Here’s vocal dry, through the Apollo mic preamps:
And here’s a pass using the 610-B with the 500 Ω impedance setting:
I wanted just a little more presence, and I was able to get it by just changing the impedance setting. It helps to bring the voice forward and thus the listener’s attention along with it.
For comparison, here’s the lead Vocal driven a bit, so it is at the edge of distorting:
This is a cool approach if you want that kind of retro (or neo-retro) sound. Of course, if you’re afraid to commit to a gritty vocal on the way in, you can track it cleaner and scuff it up later with the 610- A or B on a channel insert.
Fattening up the Bass
Here’s a Bass DI pass that I did with the 610-A. For this example I’m using a P Bass with the tone dialed back quite a bit.
Here’s the dry bass track:
And here’s the bass running through the 610-A:
Notice how the bass takes on a compressed-like quality when run through the 610-A at this setting. I’ve added some EQ because it gave me a combination of weight on the bottom and little more clarity on top. Using the 610-A’s EQ also drives the last gain stage a little harder as well.
Smooth-out Background Vocals
As an additional vocal example, I asked Angelica Rahe to do a simple two-part harmony.
Here are the harmonies dry, through the Apollo preamps:
And here’s the part through the 610-B plug-in:
I wanted to take advantage of the tone of the 500 Ω setting for the impedance, which definitely skews the mic brighter and gave me a small level boost. I added some EQ for good measure as well. This treatment works well when tracking background vocals by keeping them a little more buoyant than the lead vocal.

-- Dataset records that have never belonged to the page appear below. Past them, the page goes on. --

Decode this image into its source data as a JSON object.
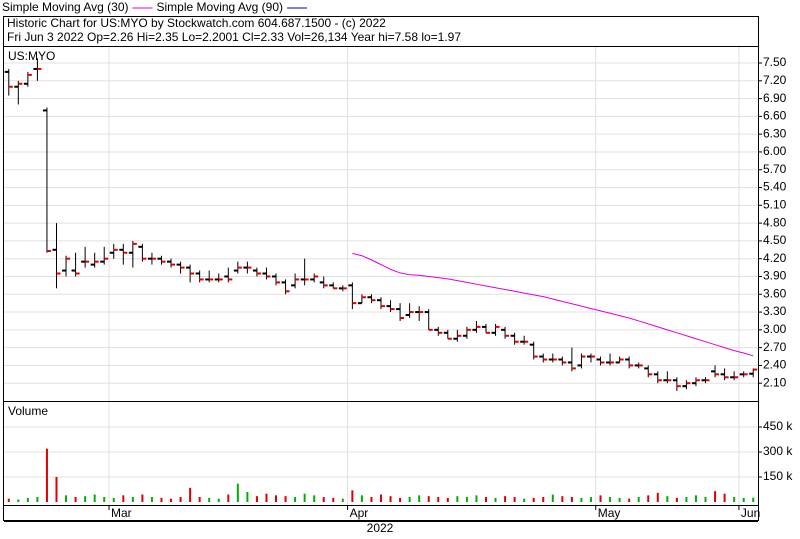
{
  "chart_data": {
    "type": "ohlc",
    "title": "Historic Chart for US:MYO by Stockwatch.com 604.687.1500 - (c) 2022",
    "subtitle": "Fri Jun  3 2022  Op=2.26  Hi=2.35  Lo=2.2001  Cl=2.33  Vol=26,134  Year hi=7.58  lo=1.97",
    "symbol": "US:MYO",
    "year_label": "2022",
    "categories": [
      null,
      null,
      null,
      null,
      null,
      null,
      null,
      null,
      null,
      null,
      null,
      "Mar",
      null,
      null,
      null,
      null,
      null,
      null,
      null,
      null,
      null,
      null,
      null,
      null,
      null,
      null,
      null,
      null,
      null,
      null,
      null,
      null,
      null,
      null,
      null,
      null,
      "Apr",
      null,
      null,
      null,
      null,
      null,
      null,
      null,
      null,
      null,
      null,
      null,
      null,
      null,
      null,
      null,
      null,
      null,
      null,
      null,
      null,
      null,
      null,
      null,
      null,
      null,
      "May",
      null,
      null,
      null,
      null,
      null,
      null,
      null,
      null,
      null,
      null,
      null,
      null,
      null,
      null,
      "Jun",
      null
    ],
    "open": [
      7.35,
      7.1,
      7.15,
      7.4,
      6.7,
      4.35,
      4.0,
      4.0,
      4.15,
      4.1,
      4.15,
      4.3,
      4.35,
      4.3,
      4.4,
      4.2,
      4.2,
      4.15,
      4.1,
      4.05,
      3.95,
      3.85,
      3.85,
      3.9,
      4.0,
      4.05,
      4.0,
      3.95,
      3.9,
      3.8,
      3.75,
      3.85,
      3.85,
      3.8,
      3.75,
      3.7,
      3.75,
      3.45,
      3.55,
      3.5,
      3.4,
      3.35,
      3.25,
      3.3,
      3.3,
      3.0,
      2.95,
      2.85,
      2.9,
      3.0,
      3.05,
      2.95,
      3.0,
      2.9,
      2.8,
      2.75,
      2.55,
      2.5,
      2.5,
      2.45,
      2.4,
      2.55,
      2.5,
      2.45,
      2.45,
      2.5,
      2.4,
      2.35,
      2.25,
      2.15,
      2.15,
      2.05,
      2.1,
      2.15,
      2.3,
      2.25,
      2.2,
      2.25,
      2.26
    ],
    "high": [
      7.4,
      7.2,
      7.35,
      7.58,
      6.75,
      4.8,
      4.25,
      4.3,
      4.4,
      4.3,
      4.4,
      4.45,
      4.45,
      4.5,
      4.45,
      4.3,
      4.25,
      4.2,
      4.15,
      4.1,
      4.0,
      4.0,
      3.95,
      4.05,
      4.15,
      4.15,
      4.05,
      4.05,
      3.95,
      3.85,
      3.95,
      4.2,
      3.95,
      3.9,
      3.8,
      3.75,
      3.8,
      3.6,
      3.6,
      3.55,
      3.5,
      3.45,
      3.45,
      3.4,
      3.35,
      3.05,
      3.0,
      3.0,
      3.05,
      3.15,
      3.1,
      3.1,
      3.05,
      2.95,
      2.9,
      2.8,
      2.6,
      2.6,
      2.55,
      2.7,
      2.6,
      2.6,
      2.55,
      2.6,
      2.55,
      2.55,
      2.45,
      2.4,
      2.3,
      2.3,
      2.2,
      2.15,
      2.2,
      2.2,
      2.4,
      2.35,
      2.3,
      2.3,
      2.35
    ],
    "low": [
      6.95,
      6.8,
      7.1,
      7.2,
      4.3,
      3.7,
      3.9,
      3.9,
      4.05,
      4.05,
      4.1,
      4.2,
      4.1,
      4.05,
      4.15,
      4.1,
      4.1,
      4.05,
      3.95,
      3.8,
      3.8,
      3.8,
      3.8,
      3.8,
      3.95,
      3.95,
      3.9,
      3.85,
      3.75,
      3.6,
      3.7,
      3.75,
      3.8,
      3.7,
      3.7,
      3.65,
      3.35,
      3.45,
      3.45,
      3.35,
      3.3,
      3.15,
      3.2,
      3.15,
      3.0,
      2.9,
      2.85,
      2.8,
      2.85,
      2.95,
      2.95,
      2.9,
      2.85,
      2.75,
      2.75,
      2.5,
      2.45,
      2.45,
      2.4,
      2.3,
      2.35,
      2.45,
      2.4,
      2.4,
      2.45,
      2.35,
      2.35,
      2.2,
      2.1,
      2.1,
      1.97,
      2.0,
      2.05,
      2.1,
      2.2,
      2.15,
      2.15,
      2.2,
      2.2001
    ],
    "close": [
      7.1,
      7.15,
      7.3,
      7.4,
      4.33,
      3.95,
      4.2,
      3.95,
      4.15,
      4.15,
      4.2,
      4.35,
      4.3,
      4.45,
      4.2,
      4.2,
      4.15,
      4.1,
      4.05,
      3.95,
      3.85,
      3.85,
      3.85,
      3.85,
      4.05,
      4.05,
      3.95,
      3.9,
      3.8,
      3.65,
      3.85,
      3.85,
      3.9,
      3.75,
      3.7,
      3.7,
      3.45,
      3.55,
      3.5,
      3.4,
      3.35,
      3.2,
      3.3,
      3.3,
      3.0,
      2.95,
      2.85,
      2.9,
      3.0,
      3.05,
      2.95,
      3.05,
      2.9,
      2.8,
      2.8,
      2.55,
      2.5,
      2.5,
      2.45,
      2.35,
      2.55,
      2.55,
      2.45,
      2.45,
      2.5,
      2.4,
      2.4,
      2.25,
      2.15,
      2.15,
      2.05,
      2.1,
      2.15,
      2.15,
      2.25,
      2.2,
      2.2,
      2.25,
      2.33
    ],
    "bar_color": "#000000",
    "close_color": "#e00000",
    "ylim": [
      1.8,
      7.77
    ],
    "yticks": [
      {
        "value": 2.1,
        "label": "2.10"
      },
      {
        "value": 2.4,
        "label": "2.40"
      },
      {
        "value": 2.7,
        "label": "2.70"
      },
      {
        "value": 3.0,
        "label": "3.00"
      },
      {
        "value": 3.3,
        "label": "3.30"
      },
      {
        "value": 3.6,
        "label": "3.60"
      },
      {
        "value": 3.9,
        "label": "3.90"
      },
      {
        "value": 4.2,
        "label": "4.20"
      },
      {
        "value": 4.5,
        "label": "4.50"
      },
      {
        "value": 4.8,
        "label": "4.80"
      },
      {
        "value": 5.1,
        "label": "5.10"
      },
      {
        "value": 5.4,
        "label": "5.40"
      },
      {
        "value": 5.7,
        "label": "5.70"
      },
      {
        "value": 6.0,
        "label": "6.00"
      },
      {
        "value": 6.3,
        "label": "6.30"
      },
      {
        "value": 6.6,
        "label": "6.60"
      },
      {
        "value": 6.9,
        "label": "6.90"
      },
      {
        "value": 7.2,
        "label": "7.20"
      },
      {
        "value": 7.5,
        "label": "7.50"
      }
    ],
    "grid": true,
    "series": [
      {
        "name": "Simple Moving Avg (30)",
        "color": "#e000e0",
        "values": [
          null,
          null,
          null,
          null,
          null,
          null,
          null,
          null,
          null,
          null,
          null,
          null,
          null,
          null,
          null,
          null,
          null,
          null,
          null,
          null,
          null,
          null,
          null,
          null,
          null,
          null,
          null,
          null,
          null,
          null,
          null,
          null,
          null,
          null,
          null,
          null,
          4.29,
          4.25,
          4.18,
          4.1,
          4.02,
          3.96,
          3.93,
          3.92,
          3.9,
          3.88,
          3.86,
          3.83,
          3.8,
          3.77,
          3.74,
          3.71,
          3.68,
          3.65,
          3.62,
          3.59,
          3.56,
          3.52,
          3.48,
          3.44,
          3.4,
          3.36,
          3.32,
          3.28,
          3.24,
          3.2,
          3.15,
          3.1,
          3.05,
          3.0,
          2.95,
          2.9,
          2.85,
          2.8,
          2.75,
          2.7,
          2.65,
          2.61,
          2.56
        ]
      },
      {
        "name": "Simple Moving Avg (90)",
        "color": "#0000c0",
        "values": [
          null,
          null,
          null,
          null,
          null,
          null,
          null,
          null,
          null,
          null,
          null,
          null,
          null,
          null,
          null,
          null,
          null,
          null,
          null,
          null,
          null,
          null,
          null,
          null,
          null,
          null,
          null,
          null,
          null,
          null,
          null,
          null,
          null,
          null,
          null,
          null,
          null,
          null,
          null,
          null,
          null,
          null,
          null,
          null,
          null,
          null,
          null,
          null,
          null,
          null,
          null,
          null,
          null,
          null,
          null,
          null,
          null,
          null,
          null,
          null,
          null,
          null,
          null,
          null,
          null,
          null,
          null,
          null,
          null,
          null,
          null,
          null,
          null,
          null,
          null,
          null,
          null,
          null,
          null
        ]
      }
    ],
    "volume": {
      "label": "Volume",
      "up_color": "#00b000",
      "down_color": "#e00000",
      "values": [
        20000,
        15000,
        25000,
        30000,
        320000,
        150000,
        40000,
        30000,
        35000,
        45000,
        30000,
        25000,
        40000,
        30000,
        45000,
        30000,
        25000,
        20000,
        30000,
        85000,
        30000,
        25000,
        20000,
        45000,
        110000,
        60000,
        35000,
        50000,
        40000,
        35000,
        30000,
        50000,
        40000,
        30000,
        25000,
        20000,
        70000,
        40000,
        30000,
        45000,
        35000,
        25000,
        30000,
        40000,
        35000,
        30000,
        25000,
        35000,
        30000,
        40000,
        30000,
        25000,
        35000,
        30000,
        20000,
        25000,
        30000,
        45000,
        35000,
        30000,
        25000,
        30000,
        40000,
        30000,
        25000,
        20000,
        30000,
        40000,
        55000,
        35000,
        25000,
        30000,
        40000,
        30000,
        65000,
        50000,
        30000,
        25000,
        26134
      ],
      "ylim": [
        0,
        600000
      ],
      "yticks": [
        {
          "value": 150000,
          "label": "150 k"
        },
        {
          "value": 300000,
          "label": "300 k"
        },
        {
          "value": 450000,
          "label": "450 k"
        }
      ]
    }
  }
}
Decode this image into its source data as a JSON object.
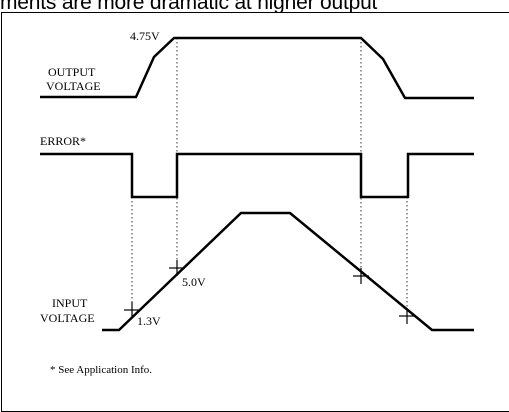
{
  "page": {
    "top_text_fragment": "ments are more dramatic at higher output"
  },
  "diagram": {
    "signals": {
      "output": {
        "label_line1": "OUTPUT",
        "label_line2": "VOLTAGE",
        "peak_value": "4.75V"
      },
      "error": {
        "label": "ERROR*"
      },
      "input": {
        "label_line1": "INPUT",
        "label_line2": "VOLTAGE",
        "point_low": "1.3V",
        "point_high": "5.0V"
      }
    },
    "footnote": "* See Application Info."
  }
}
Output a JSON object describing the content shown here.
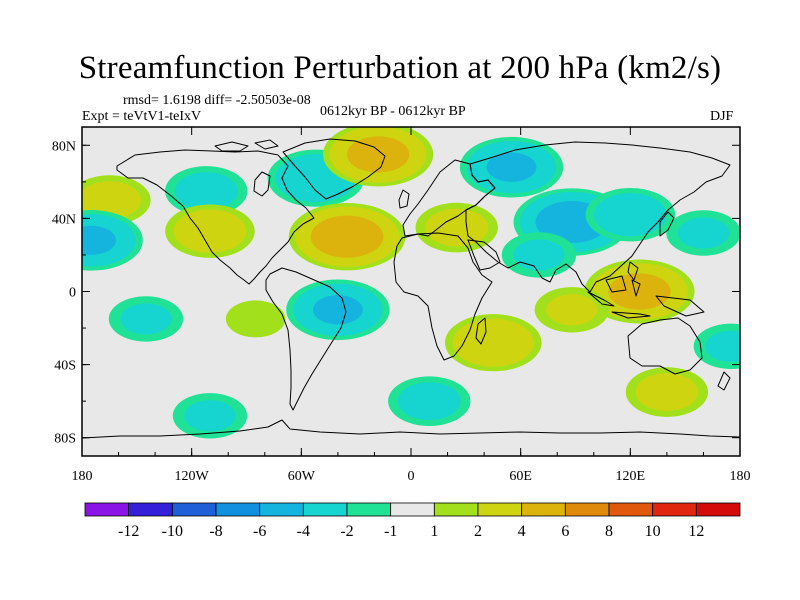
{
  "figure": {
    "title": "Streamfunction Perturbation at 200 hPa (km2/s)",
    "stats": "rmsd= 1.6198 diff= -2.50503e-08",
    "experiment": "Expt = teVtV1-teIxV",
    "period": "0612kyr BP - 0612kyr BP",
    "season": "DJF"
  },
  "chart_data": {
    "type": "heatmap",
    "projection": "cylindrical-equidistant",
    "variable": "Streamfunction Perturbation",
    "level": "200 hPa",
    "units": "km2/s",
    "xlim": [
      -180,
      180
    ],
    "ylim": [
      -90,
      90
    ],
    "x_ticks": [
      {
        "value": -180,
        "label": "180"
      },
      {
        "value": -120,
        "label": "120W"
      },
      {
        "value": -60,
        "label": "60W"
      },
      {
        "value": 0,
        "label": "0"
      },
      {
        "value": 60,
        "label": "60E"
      },
      {
        "value": 120,
        "label": "120E"
      },
      {
        "value": 180,
        "label": "180"
      }
    ],
    "y_ticks": [
      {
        "value": 80,
        "label": "80N"
      },
      {
        "value": 40,
        "label": "40N"
      },
      {
        "value": 0,
        "label": "0"
      },
      {
        "value": -40,
        "label": "40S"
      },
      {
        "value": -80,
        "label": "80S"
      }
    ],
    "levels": [
      -12,
      -10,
      -8,
      -6,
      -4,
      -2,
      -1,
      1,
      2,
      4,
      6,
      8,
      10,
      12
    ],
    "level_labels": [
      "-12",
      "-10",
      "-8",
      "-6",
      "-4",
      "-2",
      "-1",
      "1",
      "2",
      "4",
      "6",
      "8",
      "10",
      "12"
    ],
    "colors": [
      "#8a14e6",
      "#3320d8",
      "#1e5fd8",
      "#1190e0",
      "#15b4de",
      "#16d4d0",
      "#20e296",
      "#e8e8e8",
      "#a2e01c",
      "#cfd410",
      "#dcb20c",
      "#df8a0c",
      "#e0580c",
      "#e0260f",
      "#d40a0a"
    ],
    "anomalies": [
      {
        "lon": -52,
        "lat": 62,
        "value": -3.5
      },
      {
        "lon": -112,
        "lat": 55,
        "value": -2.5
      },
      {
        "lon": -165,
        "lat": 50,
        "value": 2.5
      },
      {
        "lon": -18,
        "lat": 75,
        "value": 4.5
      },
      {
        "lon": -35,
        "lat": 30,
        "value": 5.0
      },
      {
        "lon": -110,
        "lat": 33,
        "value": 3.0
      },
      {
        "lon": 25,
        "lat": 35,
        "value": 2.5
      },
      {
        "lon": 55,
        "lat": 68,
        "value": -4.0
      },
      {
        "lon": 88,
        "lat": 38,
        "value": -5.0
      },
      {
        "lon": 70,
        "lat": 20,
        "value": -2.0
      },
      {
        "lon": -175,
        "lat": 28,
        "value": -4.0
      },
      {
        "lon": 160,
        "lat": 32,
        "value": -2.0
      },
      {
        "lon": 120,
        "lat": 42,
        "value": -3.0
      },
      {
        "lon": 125,
        "lat": 0,
        "value": 4.5
      },
      {
        "lon": 88,
        "lat": -10,
        "value": 2.0
      },
      {
        "lon": -40,
        "lat": -10,
        "value": -4.0
      },
      {
        "lon": -145,
        "lat": -15,
        "value": -2.0
      },
      {
        "lon": 45,
        "lat": -28,
        "value": 3.5
      },
      {
        "lon": 175,
        "lat": -30,
        "value": -2.0
      },
      {
        "lon": 10,
        "lat": -60,
        "value": -2.5
      },
      {
        "lon": 140,
        "lat": -55,
        "value": 2.5
      },
      {
        "lon": -110,
        "lat": -68,
        "value": -2.0
      },
      {
        "lon": -85,
        "lat": -15,
        "value": 1.2
      }
    ]
  }
}
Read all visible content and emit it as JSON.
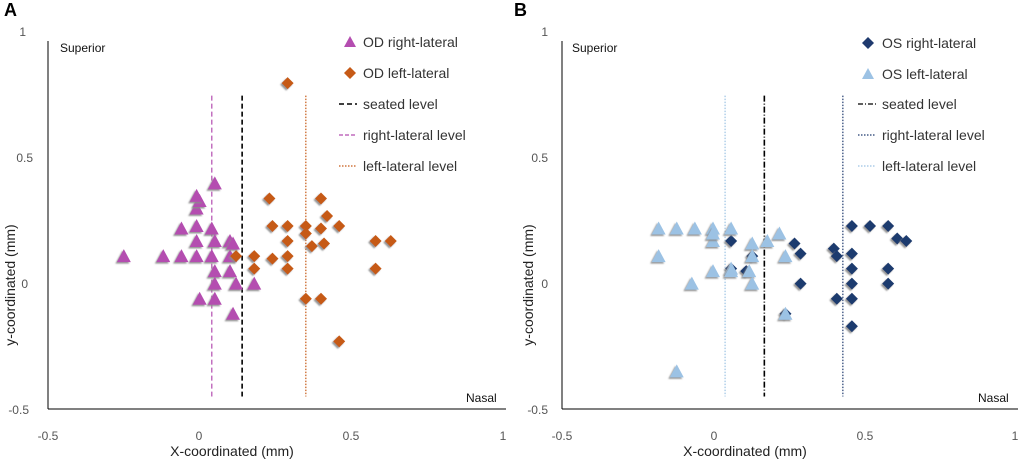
{
  "colors": {
    "od_right": "#b44db0",
    "od_left": "#c65a17",
    "os_right": "#1f3a6e",
    "os_left": "#9cc2e4",
    "seated": "#000000",
    "shadow": "#9a9a9a"
  },
  "chart_data": [
    {
      "panel_label": "A",
      "type": "scatter",
      "xlabel": "X-coordinated (mm)",
      "ylabel": "y-coordinated (mm)",
      "superior_label": "Superior",
      "nasal_label": "Nasal",
      "xlim": [
        -0.5,
        1
      ],
      "ylim": [
        -0.5,
        1
      ],
      "x_ticks": [
        -0.5,
        0,
        0.5,
        1
      ],
      "x_tick_labels": [
        "-0.5",
        "0",
        "0.5",
        "1"
      ],
      "y_ticks": [
        -0.5,
        0,
        0.5,
        1
      ],
      "y_tick_labels": [
        "-0.5",
        "0",
        "0.5",
        "1"
      ],
      "series": [
        {
          "name": "OD right-lateral",
          "marker": "triangle",
          "color_key": "od_right",
          "points": [
            [
              -0.25,
              0.11
            ],
            [
              -0.12,
              0.11
            ],
            [
              -0.06,
              0.11
            ],
            [
              -0.01,
              0.11
            ],
            [
              0.04,
              0.11
            ],
            [
              0.1,
              0.11
            ],
            [
              -0.06,
              0.22
            ],
            [
              -0.01,
              0.23
            ],
            [
              0.04,
              0.22
            ],
            [
              0.1,
              0.17
            ],
            [
              0.11,
              0.16
            ],
            [
              -0.01,
              0.3
            ],
            [
              0.0,
              0.33
            ],
            [
              -0.01,
              0.35
            ],
            [
              0.05,
              0.4
            ],
            [
              0.05,
              0.17
            ],
            [
              0.05,
              0.05
            ],
            [
              0.1,
              0.05
            ],
            [
              0.05,
              0.0
            ],
            [
              0.12,
              0.0
            ],
            [
              0.18,
              0.0
            ],
            [
              0.0,
              -0.06
            ],
            [
              0.05,
              -0.06
            ],
            [
              0.11,
              -0.12
            ],
            [
              -0.01,
              0.17
            ]
          ]
        },
        {
          "name": "OD left-lateral",
          "marker": "diamond",
          "color_key": "od_left",
          "points": [
            [
              0.29,
              0.8
            ],
            [
              0.23,
              0.34
            ],
            [
              0.4,
              0.34
            ],
            [
              0.42,
              0.27
            ],
            [
              0.24,
              0.23
            ],
            [
              0.29,
              0.23
            ],
            [
              0.35,
              0.23
            ],
            [
              0.4,
              0.22
            ],
            [
              0.46,
              0.23
            ],
            [
              0.35,
              0.2
            ],
            [
              0.29,
              0.17
            ],
            [
              0.37,
              0.15
            ],
            [
              0.41,
              0.16
            ],
            [
              0.58,
              0.17
            ],
            [
              0.63,
              0.17
            ],
            [
              0.12,
              0.11
            ],
            [
              0.18,
              0.11
            ],
            [
              0.29,
              0.11
            ],
            [
              0.24,
              0.1
            ],
            [
              0.18,
              0.06
            ],
            [
              0.29,
              0.06
            ],
            [
              0.58,
              0.06
            ],
            [
              0.35,
              -0.06
            ],
            [
              0.4,
              -0.06
            ],
            [
              0.46,
              -0.23
            ]
          ]
        }
      ],
      "reference_lines": [
        {
          "name": "seated level",
          "x": 0.14,
          "color_key": "seated",
          "style": "dashed"
        },
        {
          "name": "right-lateral level",
          "x": 0.04,
          "color_key": "od_right",
          "style": "dashed"
        },
        {
          "name": "left-lateral level",
          "x": 0.35,
          "color_key": "od_left",
          "style": "dotted"
        }
      ],
      "reference_line_range": [
        -0.45,
        0.75
      ],
      "legend_position": "top-right"
    },
    {
      "panel_label": "B",
      "type": "scatter",
      "xlabel": "X-coordinated (mm)",
      "ylabel": "y-coordinated (mm)",
      "superior_label": "Superior",
      "nasal_label": "Nasal",
      "xlim": [
        -0.5,
        1
      ],
      "ylim": [
        -0.5,
        1
      ],
      "x_ticks": [
        -0.5,
        0,
        0.5,
        1
      ],
      "x_tick_labels": [
        "-0.5",
        "0",
        "0.5",
        "1"
      ],
      "y_ticks": [
        -0.5,
        0,
        0.5,
        1
      ],
      "y_tick_labels": [
        "-0.5",
        "0",
        "0.5",
        "1"
      ],
      "series": [
        {
          "name": "OS right-lateral",
          "marker": "diamond",
          "color_key": "os_right",
          "points": [
            [
              0.46,
              0.23
            ],
            [
              0.52,
              0.23
            ],
            [
              0.58,
              0.23
            ],
            [
              0.61,
              0.18
            ],
            [
              0.64,
              0.17
            ],
            [
              0.06,
              0.17
            ],
            [
              0.27,
              0.16
            ],
            [
              0.4,
              0.14
            ],
            [
              0.41,
              0.11
            ],
            [
              0.46,
              0.12
            ],
            [
              0.29,
              0.12
            ],
            [
              0.13,
              0.11
            ],
            [
              0.06,
              0.06
            ],
            [
              0.11,
              0.05
            ],
            [
              0.46,
              0.06
            ],
            [
              0.58,
              0.06
            ],
            [
              0.29,
              0.0
            ],
            [
              0.46,
              0.0
            ],
            [
              0.58,
              0.0
            ],
            [
              0.41,
              -0.06
            ],
            [
              0.46,
              -0.06
            ],
            [
              0.24,
              -0.12
            ],
            [
              0.46,
              -0.17
            ]
          ]
        },
        {
          "name": "OS left-lateral",
          "marker": "triangle",
          "color_key": "os_left",
          "points": [
            [
              -0.18,
              0.22
            ],
            [
              -0.12,
              0.22
            ],
            [
              -0.06,
              0.22
            ],
            [
              0.0,
              0.22
            ],
            [
              0.06,
              0.22
            ],
            [
              0.0,
              0.17
            ],
            [
              0.13,
              0.16
            ],
            [
              0.18,
              0.17
            ],
            [
              0.24,
              0.11
            ],
            [
              0.22,
              0.2
            ],
            [
              -0.18,
              0.11
            ],
            [
              0.13,
              0.11
            ],
            [
              0.06,
              0.06
            ],
            [
              0.0,
              0.05
            ],
            [
              0.12,
              0.05
            ],
            [
              0.06,
              0.05
            ],
            [
              -0.07,
              0.0
            ],
            [
              0.13,
              0.0
            ],
            [
              0.24,
              -0.12
            ],
            [
              -0.12,
              -0.35
            ],
            [
              0.0,
              0.2
            ]
          ]
        }
      ],
      "reference_lines": [
        {
          "name": "seated level",
          "x": 0.17,
          "color_key": "seated",
          "style": "dashdot"
        },
        {
          "name": "right-lateral level",
          "x": 0.43,
          "color_key": "os_right",
          "style": "dotted"
        },
        {
          "name": "left-lateral level",
          "x": 0.04,
          "color_key": "os_left",
          "style": "dotted"
        }
      ],
      "reference_line_range": [
        -0.45,
        0.75
      ],
      "legend_position": "top-right"
    }
  ]
}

Enhance Overheads with Tube Overdrive
Here I used the 610-A on an existing mono drum overhead track to bring out some character. I left the 610-A in Line mode, selected the input gain to Low, and raised the output gain to a point where the signal is almost compressing, and on the verge of distorting.
Here is the overhead track dry:
And here it is with the 610-A on the channel insert:
You can hear how the 610-A brings out the ‘”roominess” of the mic, without going into full on compression or distortion.
Pushing the Piano
Here’s an example with the 610-A on the channel insert of an upright piano track.
First, the piano dry:
And here’s the track after processing it through the 610-A:
I like how the 610-A reacts when setting the input gain to Low, and then driving the Level a bit harder. The tone gets big, round, and compressed. For me, it animated the piano a little bit more, even though the part is not that complicated.